PHP and JavaScript: Produce the Same Result for Now and Future

Problem

In WooCommerce Payments, we have a long-standing issue with displaying fee details in order notes. Before that, my team has already had logics in JavaScript to extract data from JSON (fetching via REST API request), and dynamically display fee details in a React component. The issue I am working on is to build static HTML content (order note) from the same output but this code must be used in PHP.

Approaches

The first option seems reasonable and avoids duplication. It’s updating the current JavaScript code to generate HTML, which can be used for both order notes and React components. However, we quickly noticed that this can be complicated due to:

  1. Plenty of changes must happen so that the current generation logic can be switched from React component to HTML.
  2. React consuming and displaying HTML content is not safe. Function name dangerouslySetInnerHTML declares that safety concern explicitly.
  3. For PHP to get this HTML content, it needs to send a request to the site itself for triggering the JavaScript code. It requires even more thoughts to how to approach that correctly and safely.

And then, the second option is to write new PHP code reflecting the same JavaScript code.

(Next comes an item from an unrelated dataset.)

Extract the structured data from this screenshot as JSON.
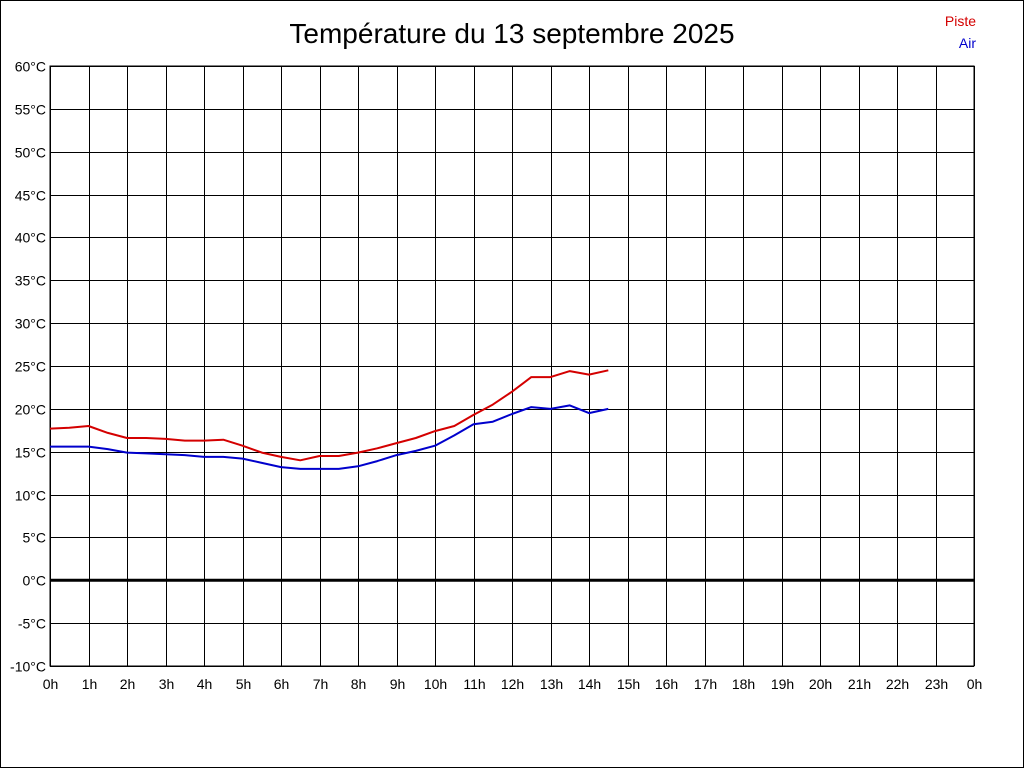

In other words, PHP and JavaScript codes are duplicated for this purpose.

Way to Final Solution

When decided to write PHP code, a new goal is risen: how to ensure that PHP and JavaScript can really produce the same result. Then, when a developer makes changes in PHP or JavaScript, they will need to do the same for the other language.

I approach that requirement by running unit testings for both PHP and JavaScript with the same fixtures and test results, which are actually encoded in JSON files.

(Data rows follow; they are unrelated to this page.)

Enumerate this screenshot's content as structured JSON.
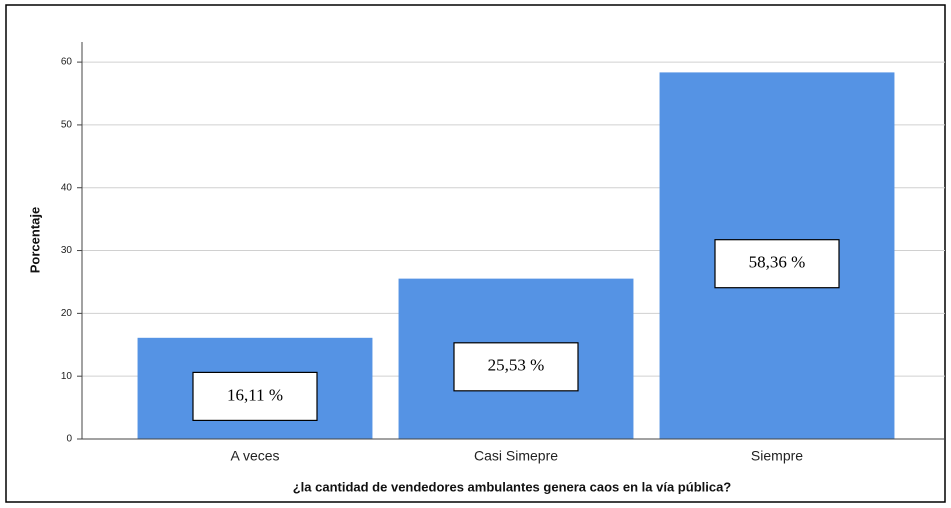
{
  "chart_data": {
    "type": "bar",
    "xlabel": "¿la cantidad de vendedores ambulantes genera caos en la vía pública?",
    "ylabel": "Porcentaje",
    "categories": [
      "A veces",
      "Casi Simepre",
      "Siempre"
    ],
    "values": [
      16.11,
      25.53,
      58.36
    ],
    "value_labels": [
      "16,11 %",
      "25,53 %",
      "58,36 %"
    ],
    "color": "#5593e4",
    "ylim": [
      0,
      63.2
    ],
    "yticks": [
      0,
      10,
      20,
      30,
      40,
      50,
      60
    ],
    "grid": true
  }
}
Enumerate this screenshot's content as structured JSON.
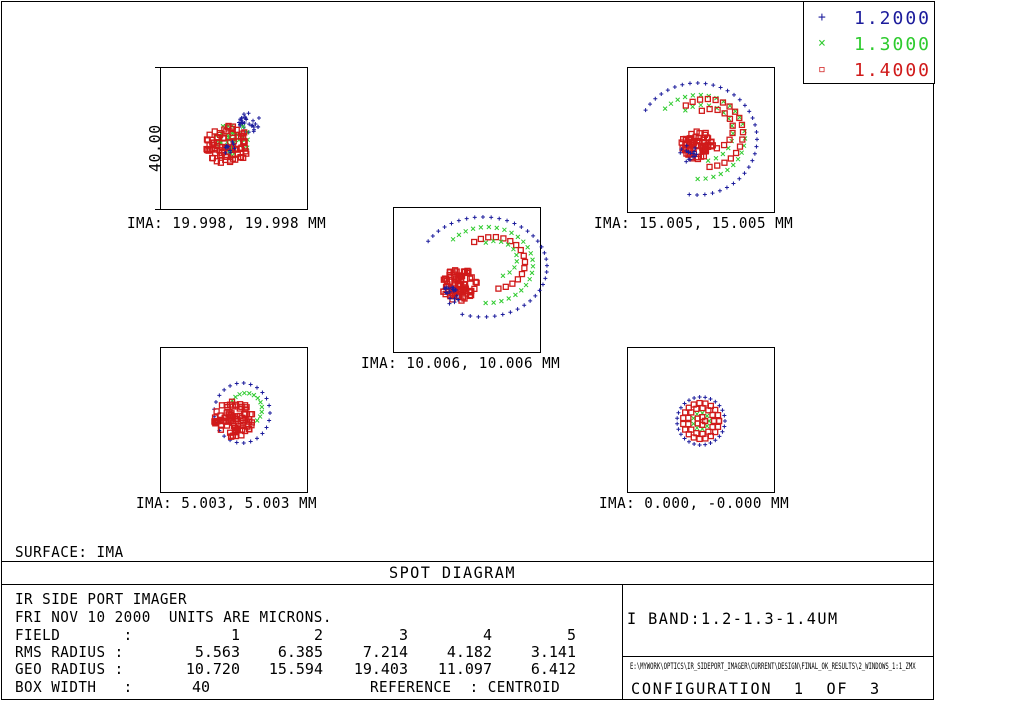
{
  "legend": {
    "items": [
      {
        "symbol": "+",
        "label": "1.2000",
        "color": "#1c1c9c"
      },
      {
        "symbol": "×",
        "label": "1.3000",
        "color": "#2ecb2e"
      },
      {
        "symbol": "▫",
        "label": "1.4000",
        "color": "#d01a1a"
      }
    ]
  },
  "plot": {
    "scale_label": "40.00",
    "spots": [
      {
        "field": "IMA: 19.998, 19.998 MM"
      },
      {
        "field": "IMA: 15.005, 15.005 MM"
      },
      {
        "field": "IMA: 10.006, 10.006 MM"
      },
      {
        "field": "IMA: 5.003, 5.003 MM"
      },
      {
        "field": "IMA: 0.000, -0.000 MM"
      }
    ],
    "surface": "SURFACE: IMA"
  },
  "title_bar": "SPOT DIAGRAM",
  "info": {
    "title": "IR SIDE PORT IMAGER",
    "date_units": "FRI NOV 10 2000  UNITS ARE MICRONS.",
    "field_label": "FIELD       :",
    "field_values": [
      "1",
      "2",
      "3",
      "4",
      "5"
    ],
    "rms_label": "RMS RADIUS :",
    "rms_values": [
      "5.563",
      "6.385",
      "7.214",
      "4.182",
      "3.141"
    ],
    "geo_label": "GEO RADIUS :",
    "geo_values": [
      "10.720",
      "15.594",
      "19.403",
      "11.097",
      "6.412"
    ],
    "box_label": "BOX WIDTH   :",
    "box_value": "40",
    "reference": "REFERENCE  : CENTROID"
  },
  "right_panel": {
    "band": "I BAND:1.2-1.3-1.4UM",
    "path": "E:\\MYWORK\\OPTICS\\IR_SIDEPORT_IMAGER\\CURRENT\\DESIGN\\FINAL_OK_RESULTS\\2_WINDOWS_1:1_ZMX",
    "configuration": "CONFIGURATION  1  OF  3"
  }
}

With the current code, I refactor the JavaScript code first so that each line of fee details are handled individually. Then, based on that, I add JSON test files (based on the current JavaScript code result), add up new PHP code and its tests. All of these have been done in the second PR. The different fixtures actually aid me a lot in writing and tweaking PHP code to get the final result, which is pretty stable and almost have no problem.

Updates

  • August 2023, we found a bug, fixed it, and added a new fixture file. But the fix is still simple and effective for the long future.
  • September 2023, there are some changes in JavaScript logic, and developers can pick up that quickly to fix the PHP part too.